めくらやなぎと眠る女
村上春樹/新潮社
村上春樹の英語版アンソロジーの逆輸入版、第二弾。
前作『象の消滅』のときにはあまり気にしていなかったけれど、このシリーズはとてもコスト・パフォーマンスが高い。なんたって、この本には『東京奇譚集』がまるごと収録されている。その部分だけで百五十ページ。全体では五百ページだから、要するにこれ一冊でオリジナルの短編集三冊分くらいの分量ということになる。それで千四百円だっていうんだから、これはお買い得でしょう。ソフトカバーながら、日本の本には珍しいバタ臭い装丁も魅力的だし、翻訳短編小説のアンソロジー『バースデイ・ストーリーズ』のために書き下ろされた『バースデイ・ガール』や、全集のために書き下ろされた『人喰い猫』も収録されているし(これがなかなかいい)、村上春樹の短編集はすべて読んでいるという人でも、とりあえず要チェックの一冊ではないかと思う。

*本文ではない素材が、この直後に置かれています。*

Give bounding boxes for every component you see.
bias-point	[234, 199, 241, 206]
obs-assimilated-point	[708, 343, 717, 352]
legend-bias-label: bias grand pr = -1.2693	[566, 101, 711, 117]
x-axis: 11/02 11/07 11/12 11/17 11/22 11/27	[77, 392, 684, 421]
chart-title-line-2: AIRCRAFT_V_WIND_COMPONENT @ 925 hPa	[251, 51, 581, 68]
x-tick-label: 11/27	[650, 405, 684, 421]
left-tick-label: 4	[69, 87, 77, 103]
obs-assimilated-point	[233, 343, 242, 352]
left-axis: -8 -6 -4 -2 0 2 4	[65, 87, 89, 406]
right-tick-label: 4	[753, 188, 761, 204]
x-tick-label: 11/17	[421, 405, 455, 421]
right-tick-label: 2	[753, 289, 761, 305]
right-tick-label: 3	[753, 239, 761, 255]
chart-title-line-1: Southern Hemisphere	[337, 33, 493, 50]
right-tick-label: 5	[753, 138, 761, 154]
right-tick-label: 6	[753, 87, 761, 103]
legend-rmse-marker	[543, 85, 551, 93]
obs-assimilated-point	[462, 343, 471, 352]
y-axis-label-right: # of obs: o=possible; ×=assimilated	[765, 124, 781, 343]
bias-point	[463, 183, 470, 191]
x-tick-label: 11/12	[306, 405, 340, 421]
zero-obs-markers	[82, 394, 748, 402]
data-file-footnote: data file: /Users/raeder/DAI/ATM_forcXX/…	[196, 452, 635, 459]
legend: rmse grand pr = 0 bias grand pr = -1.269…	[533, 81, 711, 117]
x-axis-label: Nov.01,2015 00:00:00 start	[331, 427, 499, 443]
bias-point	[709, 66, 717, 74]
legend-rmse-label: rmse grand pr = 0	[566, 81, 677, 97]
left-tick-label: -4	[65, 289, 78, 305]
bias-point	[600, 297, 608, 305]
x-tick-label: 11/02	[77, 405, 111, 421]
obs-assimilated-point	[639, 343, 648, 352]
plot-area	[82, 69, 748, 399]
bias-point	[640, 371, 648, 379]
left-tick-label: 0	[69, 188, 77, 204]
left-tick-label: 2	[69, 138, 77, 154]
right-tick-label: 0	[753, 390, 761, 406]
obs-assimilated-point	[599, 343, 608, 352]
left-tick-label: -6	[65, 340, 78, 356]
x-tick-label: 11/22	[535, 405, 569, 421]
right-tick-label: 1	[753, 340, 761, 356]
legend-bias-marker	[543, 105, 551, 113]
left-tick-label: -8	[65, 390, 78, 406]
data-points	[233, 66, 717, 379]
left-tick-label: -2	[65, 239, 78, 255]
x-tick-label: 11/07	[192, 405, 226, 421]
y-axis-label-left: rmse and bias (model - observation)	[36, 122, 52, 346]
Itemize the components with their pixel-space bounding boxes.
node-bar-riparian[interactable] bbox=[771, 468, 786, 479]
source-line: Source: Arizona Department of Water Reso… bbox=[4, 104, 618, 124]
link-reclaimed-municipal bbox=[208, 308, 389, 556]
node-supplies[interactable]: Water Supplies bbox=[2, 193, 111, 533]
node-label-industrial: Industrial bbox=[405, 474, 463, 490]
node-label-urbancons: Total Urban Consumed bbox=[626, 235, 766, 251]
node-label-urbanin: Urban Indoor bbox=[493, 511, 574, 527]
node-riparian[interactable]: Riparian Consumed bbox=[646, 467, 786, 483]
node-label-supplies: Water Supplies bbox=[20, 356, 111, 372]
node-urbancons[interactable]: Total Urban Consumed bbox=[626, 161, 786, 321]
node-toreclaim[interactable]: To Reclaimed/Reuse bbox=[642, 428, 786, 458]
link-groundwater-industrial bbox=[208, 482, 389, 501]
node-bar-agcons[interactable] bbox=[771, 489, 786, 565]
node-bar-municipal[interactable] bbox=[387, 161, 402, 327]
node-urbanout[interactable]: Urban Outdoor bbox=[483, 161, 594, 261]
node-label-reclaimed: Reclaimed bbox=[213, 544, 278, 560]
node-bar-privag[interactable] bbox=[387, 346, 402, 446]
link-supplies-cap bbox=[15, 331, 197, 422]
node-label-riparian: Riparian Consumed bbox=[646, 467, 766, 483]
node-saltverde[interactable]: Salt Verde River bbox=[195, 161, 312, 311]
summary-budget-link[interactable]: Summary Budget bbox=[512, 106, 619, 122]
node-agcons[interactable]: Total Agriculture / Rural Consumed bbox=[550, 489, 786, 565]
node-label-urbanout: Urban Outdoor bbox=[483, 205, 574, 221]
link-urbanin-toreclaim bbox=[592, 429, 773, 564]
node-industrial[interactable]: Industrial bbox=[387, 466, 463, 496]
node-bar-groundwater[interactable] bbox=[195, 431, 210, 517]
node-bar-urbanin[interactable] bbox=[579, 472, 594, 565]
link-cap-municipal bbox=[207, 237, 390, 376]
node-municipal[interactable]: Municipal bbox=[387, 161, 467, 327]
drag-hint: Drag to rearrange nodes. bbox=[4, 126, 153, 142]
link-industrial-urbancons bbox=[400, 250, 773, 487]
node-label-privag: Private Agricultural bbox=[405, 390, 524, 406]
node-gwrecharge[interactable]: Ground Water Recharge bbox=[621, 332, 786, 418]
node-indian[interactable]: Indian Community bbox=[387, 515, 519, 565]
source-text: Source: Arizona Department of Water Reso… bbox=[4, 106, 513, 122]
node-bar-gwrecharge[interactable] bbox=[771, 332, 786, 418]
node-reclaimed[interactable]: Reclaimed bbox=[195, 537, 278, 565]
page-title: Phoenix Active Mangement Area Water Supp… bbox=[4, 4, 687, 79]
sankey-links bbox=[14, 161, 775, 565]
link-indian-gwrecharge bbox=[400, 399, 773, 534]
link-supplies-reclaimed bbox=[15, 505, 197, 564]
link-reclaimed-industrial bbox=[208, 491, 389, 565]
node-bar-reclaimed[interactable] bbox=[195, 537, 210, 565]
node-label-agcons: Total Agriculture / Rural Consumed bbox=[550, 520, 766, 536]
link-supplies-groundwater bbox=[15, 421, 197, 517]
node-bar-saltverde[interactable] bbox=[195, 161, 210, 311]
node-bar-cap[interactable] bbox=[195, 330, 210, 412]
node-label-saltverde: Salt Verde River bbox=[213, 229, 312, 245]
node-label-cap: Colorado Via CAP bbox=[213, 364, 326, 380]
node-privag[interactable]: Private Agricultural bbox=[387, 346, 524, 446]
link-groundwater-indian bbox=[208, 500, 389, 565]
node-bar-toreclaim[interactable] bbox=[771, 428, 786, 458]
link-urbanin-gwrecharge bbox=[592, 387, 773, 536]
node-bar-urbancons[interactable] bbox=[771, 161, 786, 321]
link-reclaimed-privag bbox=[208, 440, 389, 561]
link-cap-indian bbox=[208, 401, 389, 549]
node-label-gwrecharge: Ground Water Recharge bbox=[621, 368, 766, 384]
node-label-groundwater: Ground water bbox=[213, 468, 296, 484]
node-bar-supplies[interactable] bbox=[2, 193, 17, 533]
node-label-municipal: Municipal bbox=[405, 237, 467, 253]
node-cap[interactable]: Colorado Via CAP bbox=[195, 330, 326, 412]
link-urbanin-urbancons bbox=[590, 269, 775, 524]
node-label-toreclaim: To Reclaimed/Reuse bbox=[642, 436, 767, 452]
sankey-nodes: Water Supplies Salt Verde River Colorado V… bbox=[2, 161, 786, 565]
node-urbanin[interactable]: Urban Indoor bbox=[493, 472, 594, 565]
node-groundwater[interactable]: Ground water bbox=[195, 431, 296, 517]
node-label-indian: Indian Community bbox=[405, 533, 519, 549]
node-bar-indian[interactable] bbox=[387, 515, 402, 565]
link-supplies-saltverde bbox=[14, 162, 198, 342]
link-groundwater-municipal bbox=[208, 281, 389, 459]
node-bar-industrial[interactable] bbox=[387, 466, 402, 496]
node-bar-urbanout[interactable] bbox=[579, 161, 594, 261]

……といいつつ、僕は若いころ、あまり村上春樹の短編って好きではなかったのだけれど──長編よりも作為的な部分が不自然にめだつ気がして、いまいちなじめなかった──、こうやって新旧の短編をまとめて読んでみて、あらためてその感じを思い出してしまった。いい短編もたくさんあるんだけれど、たまにこれは好きになれないなぁって作品もある。おもしろくないというのではなく、なんとなく好きになれない、という感じ。
どこがどうとかは分析できないし、する余裕もないけれど、いずれにせよこの感じがあるから、僕は村上春樹を全面肯定できないでいるんだろうなと思った。